After she graduated, Cassidy worked with prolific cultural artist Tim Okamura as an office manager, having undertaken a work placement with him during her studies.
“My course drew me towards working for people and organizations that are passionate about bringing art to more people,” she said. “Tim’s paintings represent those who aren’t usually seen in the fine art world, and carry messages of love, peace, and equality.
“While I was studying at UCA, we were encouraged to go to exhibitions regularly, and that exposure had a huge impact on me. I felt connected to artists through their work and had the opportunity to learn more about them through museum programs like talks and screenings. I decided I wanted to be a part of providing that inspiration for others.”
With a recommendation from Tim, together with support from another artist, Charles Jean-Pierre, and one of her UCA tutors, Laura Vent, Cassidy made her first move towards her goal, starting an internship at the National Museum of African Art (NMAfA). The Museum is part of the Smithsonian Institution, the world’s largest museum and research complex, in Washington, DC.
“My summer internship at NMAfA taught me all that goes into planning public programs,” Cassidy explains. “There were so many little checks and balances that had to be worked out, which I didn’t anticipate. I learned that free programs bring people of all backgrounds to a space where we can all feel like students, eager to learn. I felt connected to certain cultures and discovered that the way I had learned about their history when I was growing up had been really muddled.”
She’s most recently become an Audience Engagement Facilitator at the NMAAHC, again located at the Smithsonian.
She helps to organise future public programs and deliver current programs, including See Me, which brings people with Dementia and Alzheimer’s disease into the museum, along with their caregivers.
“It’s a truly remarkable program, because it brings in people who wouldn’t usually feel welcome in the museum setting and presents art to them in a way that they can relate to it. It’s designed to exercise their minds, and possibly trigger their memories,” she says.
Cassidy believes that her course helped her prepare for her new role in more ways than she expected.

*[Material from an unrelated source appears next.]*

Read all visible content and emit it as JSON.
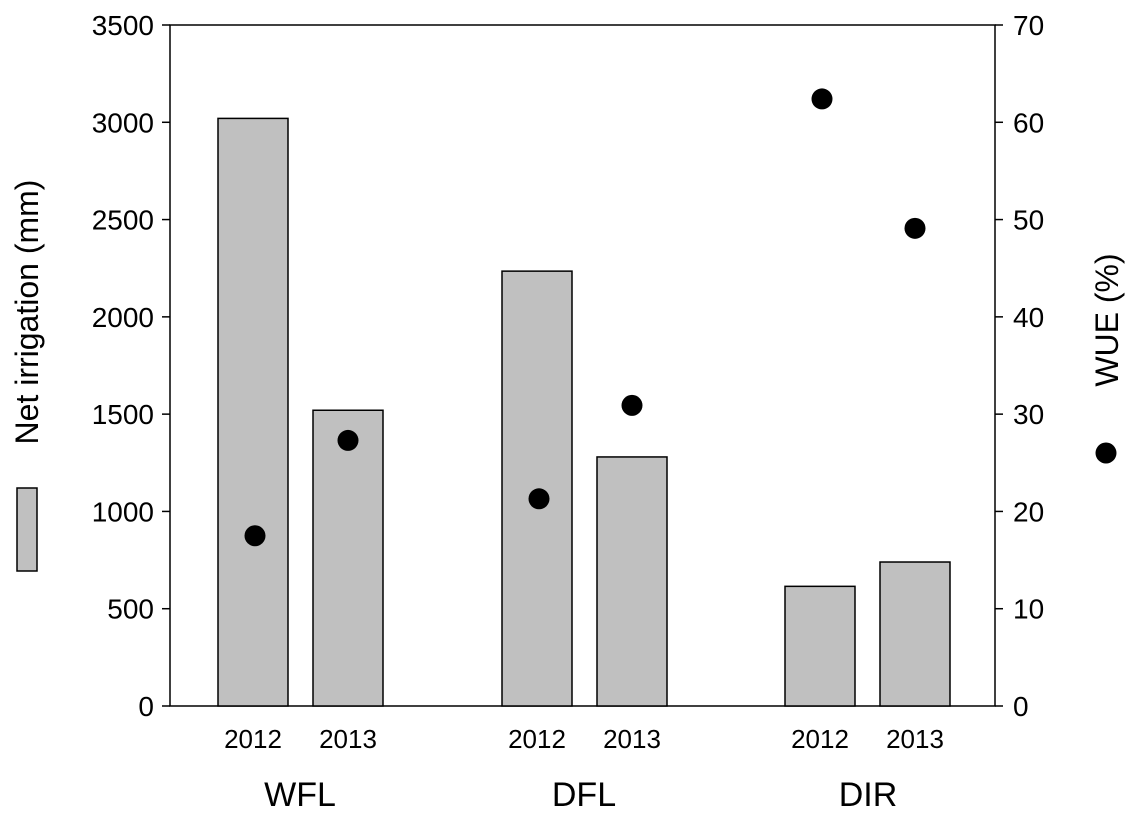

“The variety of workshops we had at UCA were always opening up new possibilities for me,” she says. “We learned about public speaking, how to work within a group, and how to market yourself. These experiences have helped me to be able to voice my opinion among colleagues, to have fresh ideas about how programs can function, and to approach planning in a way that keeps me connected to those we are providing for.”
Cassidy hopes to bring mindfulness and wellness into her future programs, and to help instigate positive experiences through history, art and culture.
“People from all backgrounds come to this museum, and that can sometimes heighten tensions,” she said. “But I believe that with the right environment, all of those differences are constructive. They help foster new perspectives and realisations on how we are all connected.”